CVE-2025-53367: An exploitable out-of-bounds write in DjVuLibre

DjVuLibre version 3.5.29 was released to fix a critical out-of-bounds write vulnerability (CVE-2025-53367) in the MMRDecoder::scanruns method, which could allow remote code execution when a crafted DjVu document is opened on Linux systems. This vulnerability was discovered using fuzzing by Antonio Morales and further explored by Kevin Backhouse, who developed a proof of concept exploit demonstrating how a malicious DjVu file, disguised with a .pdf extension, could exploit the flaw to open a YouTube video in Google Chrome on an up-to-date Ubuntu 25.04 system. The exploit leverages a weakness in the AppArmor profile that allows certain processes, like launching Google Chrome, while generally restricting arbitrary process execution.
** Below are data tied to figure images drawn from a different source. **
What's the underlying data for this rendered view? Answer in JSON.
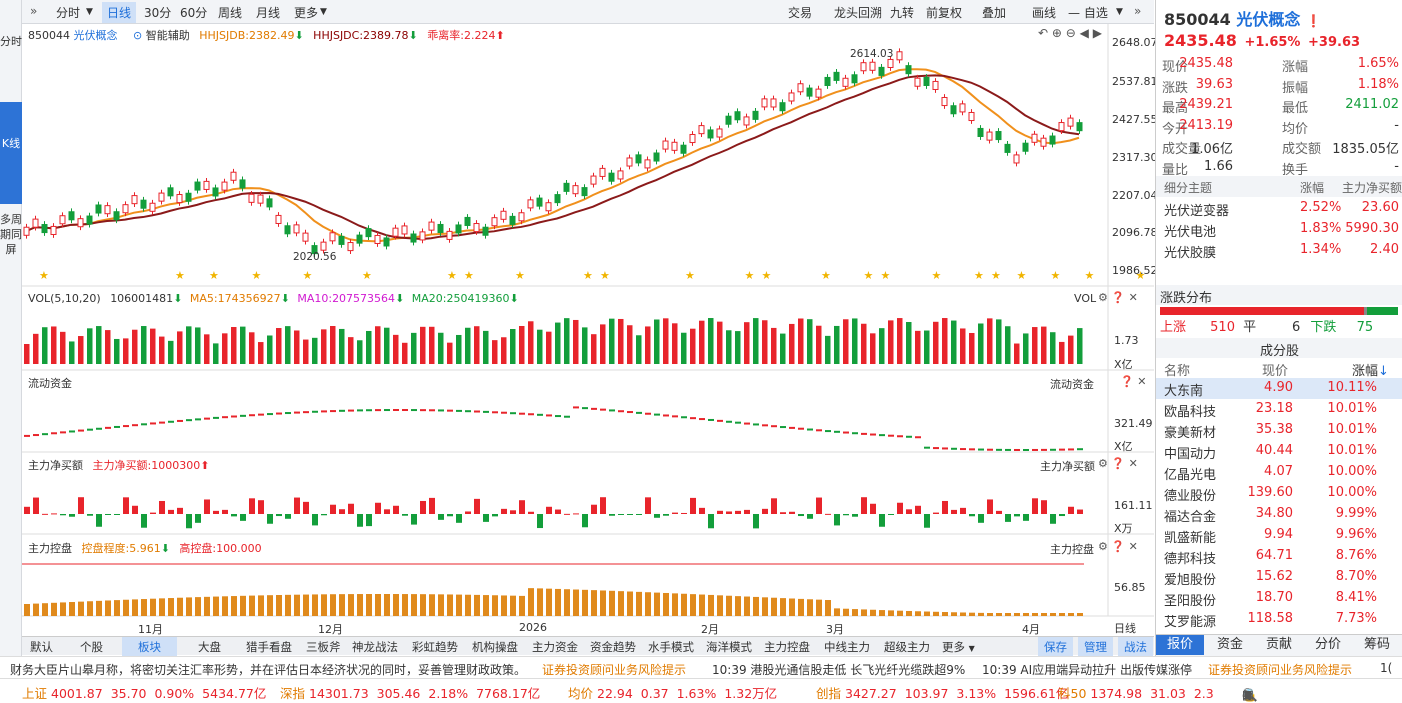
{
  "toolbar": {
    "periods": [
      "分时",
      "日线",
      "30分",
      "60分",
      "周线",
      "月线",
      "更多"
    ],
    "active_period": "日线",
    "right_tools": [
      "交易",
      "龙头回溯",
      "九转",
      "前复权",
      "叠加",
      "画线",
      "自选"
    ]
  },
  "leftbar": {
    "fenshi": "分时",
    "kline": "K线",
    "multi": "多周期同屏"
  },
  "main_legend": {
    "code": "850044",
    "name": "光伏概念",
    "assist": "智能辅助",
    "hhjsjdb": "HHJSJDB:2382.49",
    "hhjsjdc": "HHJSJDC:2389.78",
    "divergence": "乖离率:2.224"
  },
  "price_axis": [
    "2648.07",
    "2537.81",
    "2427.55",
    "2317.30",
    "2207.04",
    "2096.78",
    "1986.52"
  ],
  "price_annotations": {
    "high": "2614.03",
    "low": "2020.56"
  },
  "vol_legend": {
    "label": "VOL(5,10,20)",
    "value": "106001481",
    "ma5": "MA5:174356927",
    "ma10": "MA10:207573564",
    "ma20": "MA20:250419360",
    "right": "VOL",
    "axis": "1.73",
    "unit": "X亿"
  },
  "flow": {
    "label": "流动资金",
    "right": "流动资金",
    "axis": "321.49",
    "unit": "X亿"
  },
  "netbuy": {
    "label": "主力净买额",
    "value": "主力净买额:1000300",
    "right": "主力净买额",
    "axis": "161.11",
    "unit": "X万"
  },
  "control": {
    "label": "主力控盘",
    "degree": "控盘程度:5.961",
    "high": "高控盘:100.000",
    "right": "主力控盘",
    "axis": "56.85",
    "unit": "日线"
  },
  "date_axis": [
    "11月",
    "12月",
    "2026",
    "2月",
    "3月",
    "4月"
  ],
  "bottom_tabs": [
    "默认",
    "个股",
    "板块",
    "大盘",
    "猎手看盘",
    "三板斧",
    "神龙战法",
    "彩虹趋势",
    "机构操盘",
    "主力资金",
    "资金趋势",
    "水手模式",
    "海洋模式",
    "主力控盘",
    "中线主力",
    "超级主力",
    "更多"
  ],
  "bottom_right": [
    "保存",
    "管理",
    "战法"
  ],
  "ticker": [
    "财务大臣片山皋月称，将密切关注汇率形势，并在评估日本经济状况的同时，妥善管理财政政策。",
    "证券投资顾问业务风险提示",
    "10:39 港股光通信股走低 长飞光纤光缆跌超9%",
    "10:39 AI应用端异动拉升 出版传媒涨停",
    "证券投资顾问业务风险提示",
    "1("
  ],
  "indices": [
    {
      "name": "上证",
      "price": "4001.87",
      "chg": "35.70",
      "pct": "0.90%",
      "amt": "5434.77亿"
    },
    {
      "name": "深指",
      "price": "14301.73",
      "chg": "305.46",
      "pct": "2.18%",
      "amt": "7768.17亿"
    },
    {
      "name": "均价",
      "price": "22.94",
      "chg": "0.37",
      "pct": "1.63%",
      "amt": "1.32万亿"
    },
    {
      "name": "创指",
      "price": "3427.27",
      "chg": "103.97",
      "pct": "3.13%",
      "amt": "1596.61亿"
    },
    {
      "name": "科50",
      "price": "1374.98",
      "chg": "31.03",
      "pct": "2.3"
    }
  ],
  "quote": {
    "code": "850044",
    "name": "光伏概念",
    "price": "2435.48",
    "pct": "+1.65%",
    "chg": "+39.63",
    "rows": [
      [
        "现价",
        "2435.48",
        "涨幅",
        "1.65%"
      ],
      [
        "涨跌",
        "39.63",
        "振幅",
        "1.18%"
      ],
      [
        "最高",
        "2439.21",
        "最低",
        "2411.02"
      ],
      [
        "今开",
        "2413.19",
        "均价",
        "-"
      ],
      [
        "成交量",
        "1.06亿",
        "成交额",
        "1835.05亿"
      ],
      [
        "量比",
        "1.66",
        "换手",
        "-"
      ]
    ]
  },
  "sub_themes": {
    "headers": [
      "细分主题",
      "涨幅",
      "主力净买额"
    ],
    "rows": [
      [
        "光伏逆变器",
        "2.52%",
        "23.60"
      ],
      [
        "光伏电池",
        "1.83%",
        "5990.30"
      ],
      [
        "光伏胶膜",
        "1.34%",
        "2.40"
      ]
    ]
  },
  "distribution": {
    "title": "涨跌分布",
    "up_label": "上涨",
    "up": "510",
    "flat_label": "平",
    "flat": "6",
    "down_label": "下跌",
    "down": "75"
  },
  "constituents": {
    "title": "成分股",
    "headers": [
      "名称",
      "现价",
      "涨幅"
    ],
    "rows": [
      [
        "大东南",
        "4.90",
        "10.11%"
      ],
      [
        "欧晶科技",
        "23.18",
        "10.01%"
      ],
      [
        "豪美新材",
        "35.38",
        "10.01%"
      ],
      [
        "中国动力",
        "40.44",
        "10.01%"
      ],
      [
        "亿晶光电",
        "4.07",
        "10.00%"
      ],
      [
        "德业股份",
        "139.60",
        "10.00%"
      ],
      [
        "福达合金",
        "34.80",
        "9.99%"
      ],
      [
        "凯盛新能",
        "9.94",
        "9.96%"
      ],
      [
        "德邦科技",
        "64.71",
        "8.76%"
      ],
      [
        "爱旭股份",
        "15.62",
        "8.70%"
      ],
      [
        "圣阳股份",
        "18.70",
        "8.41%"
      ],
      [
        "艾罗能源",
        "118.58",
        "7.73%"
      ]
    ]
  },
  "right_tabs": [
    "报价",
    "资金",
    "贡献",
    "分价",
    "筹码"
  ],
  "colors": {
    "up": "#e8242b",
    "down": "#139e3b",
    "blue": "#1e6fd9",
    "orange": "#e07b00"
  }
}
Despite its occasional unreliability, the exploit raises concerns about potential security breaches, as it bypasses Address Space Layout Randomization (ASLR) and could lead to heap corruption due to unchecked pointer operations in the MMRDecoder's buffer management. The swift response by Léon Bottou and Bill Riemers in releasing a patch demonstrates an effective collaboration between security researchers and software maintainers in addressing open-source vulnerabilities.